Paris also made the insane argument that what he did is no different from when a friend forwards you a joke via text message and you forward it along to someone else. First of all, you're not winning any sympathy by outing yourself as the asshole who forwards jokes via text message. Beyond that, forwarded jokes don't usually get you in front of a national audience to compete for cash and prizes, so it's a stupid comparison.
Because they really had no choice, Jordan Paris was in fact allowed to return again with material of his own.
He bombed so hard that one judge literally told him to stick to stealing other people's stuff (no, it wasn't Keith Chegwin). Also, it was pointed out a few short days later that the first joke he told was stolen from Jeff Ross.
When all else failed, Jordan Paris leaned on the old "imitation is the sincerest form of flattery" argument, completely ignoring the fact that calling what he did "imitation" is like calling a home invasion "unexpected house guests."
YouTube Sensation Is Possessed by the Spirit of Patrice O'Neal
At the time of his tragic and untimely death from a stroke in 2011, Patrice O'Neal was one of the funniest comics working and possibly the funniest. However, while he definitely seemed to be on the cusp of something bigger when he passed, he hadn't quite achieved the household name recognition of comics like Louis C.K. or Jim Gaffigan.
That said, he did have a lot of fans, which was apparently news to YouTube "sensation" Kain Carter, who stole so much Patrice O'Neal material, it takes a 15-minute video (which is like four hours in Internet time) to document it all.
He didn't just steal jokes from Patrice O'Neal comedy albums; he stole jokes from podcasts, talk show appearances, and anything else that might have involved Patrice O'Neal and speaking.
That jacket is the best.
If Kain Carter had an IMDb page, his credits would probably include a season of Arrested Development.
If you watched the video posted above, you know the evidence against Carter is pretty damning. If you didn't, then you still know it is because I just told you and you know I wouldn't lie to you. Honestly, though, what kind of excuse could even be left for getting caught stealing red-handed? We've already had all the classics: "Parallel thought," "imitation is the sincerest form of flattery," "fuck you, stealing is fine" -- that pretty much runs the gamut of "reasonable" explanations. So what did Kain Carter come up with? This:
If you don't have the two minutes to watch it (you don't), what you're missing is Carter explaining that, when he steals a joke or "an entire video verbatim" (his words), he's simply acting as a vessel through which Patrice O'Neal's voice can live on. As poetic as that may be, it's a bunch of goddamn nonsense. Patrice O'Neal wasn't telling jokes in the 1850s or anything. His bits aren't mysteriously pounded into the side of ancient tombs like hieroglyphics. He's got albums you can buy and videos you can watch and podcasts you can download, and none of that shit has Kain Carter's voice on it. You probably still wouldn't even know who Kain Carter is if all that stuff wasn't available. If you're looking to keep Patrice O'Neal's "message of truth and righteousness" alive, as Carter put it, just buy one of his DVDs and keep the messages about titty meat and all that other fun stuff alive as well.

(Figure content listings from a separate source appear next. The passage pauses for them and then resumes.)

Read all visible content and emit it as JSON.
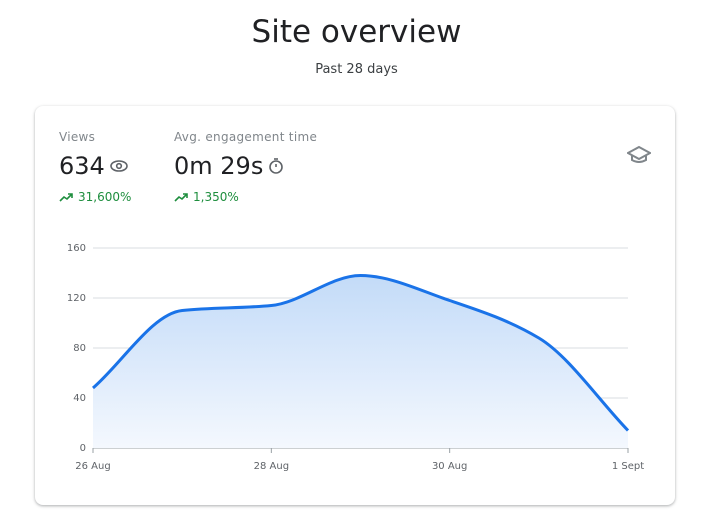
{
  "header": {
    "title": "Site overview",
    "subtitle": "Past 28 days"
  },
  "metrics": [
    {
      "label": "Views",
      "value": "634",
      "change": "31,600%"
    },
    {
      "label": "Avg. engagement time",
      "value": "0m 29s",
      "change": "1,350%"
    }
  ],
  "chart_data": {
    "type": "area",
    "categories": [
      "26 Aug",
      null,
      "28 Aug",
      null,
      "30 Aug",
      null,
      "1 Sept"
    ],
    "values": [
      48,
      110,
      114,
      138,
      118,
      88,
      14
    ],
    "color": "#1a73e8",
    "ylim": [
      0,
      160
    ],
    "yticks": [
      0,
      40,
      80,
      120,
      160
    ],
    "grid": true
  }
}
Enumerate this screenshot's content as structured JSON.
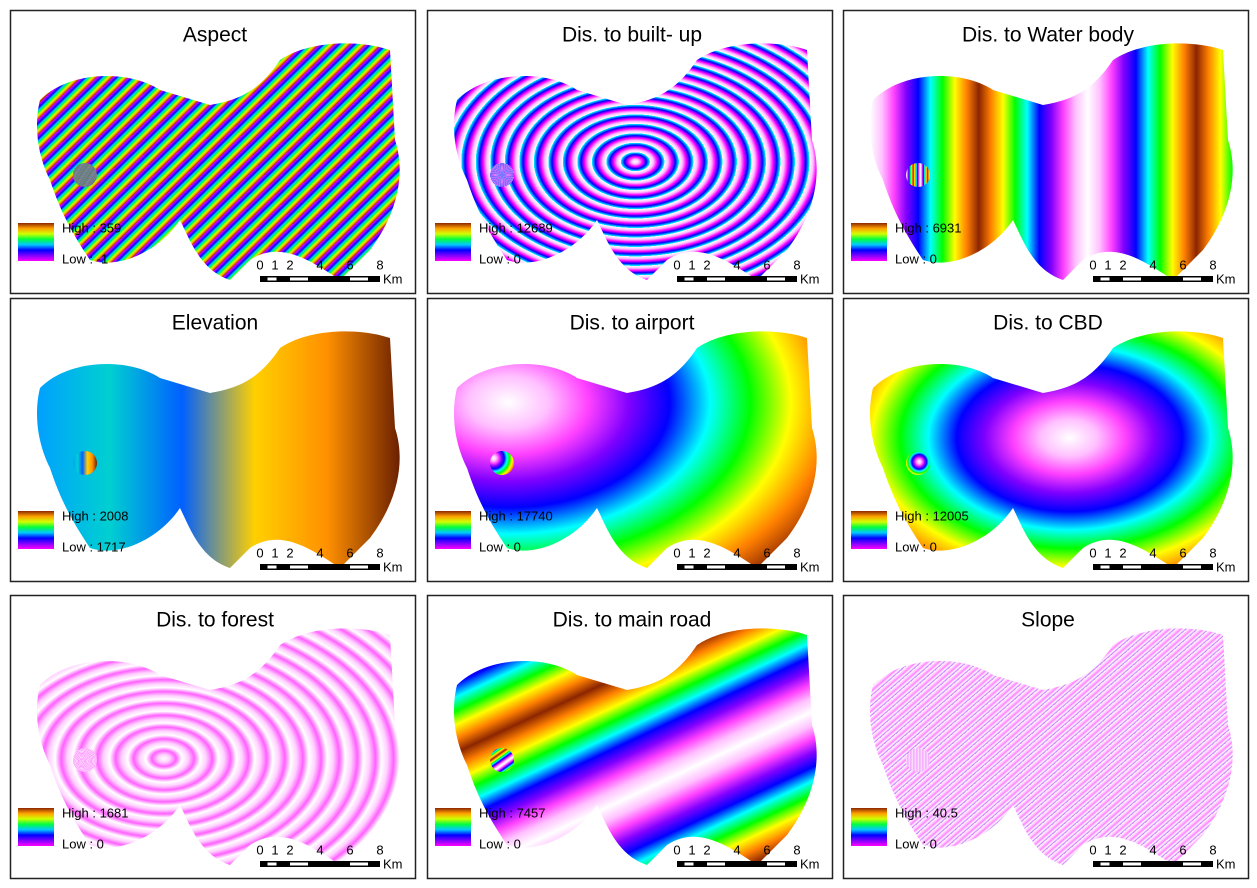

Anyway, when the "Patrice Whisperer" defense didn't take, Carter came back with another video, except he was mad and stuff this time, because that makes sense. His response to the controversy has been so absurd that there are even parody videos of it popping up on YouTube:
Meanwhile, if you really want to keep the memory of Patrice O'Neal alive, just buy the album he has coming out on October 1.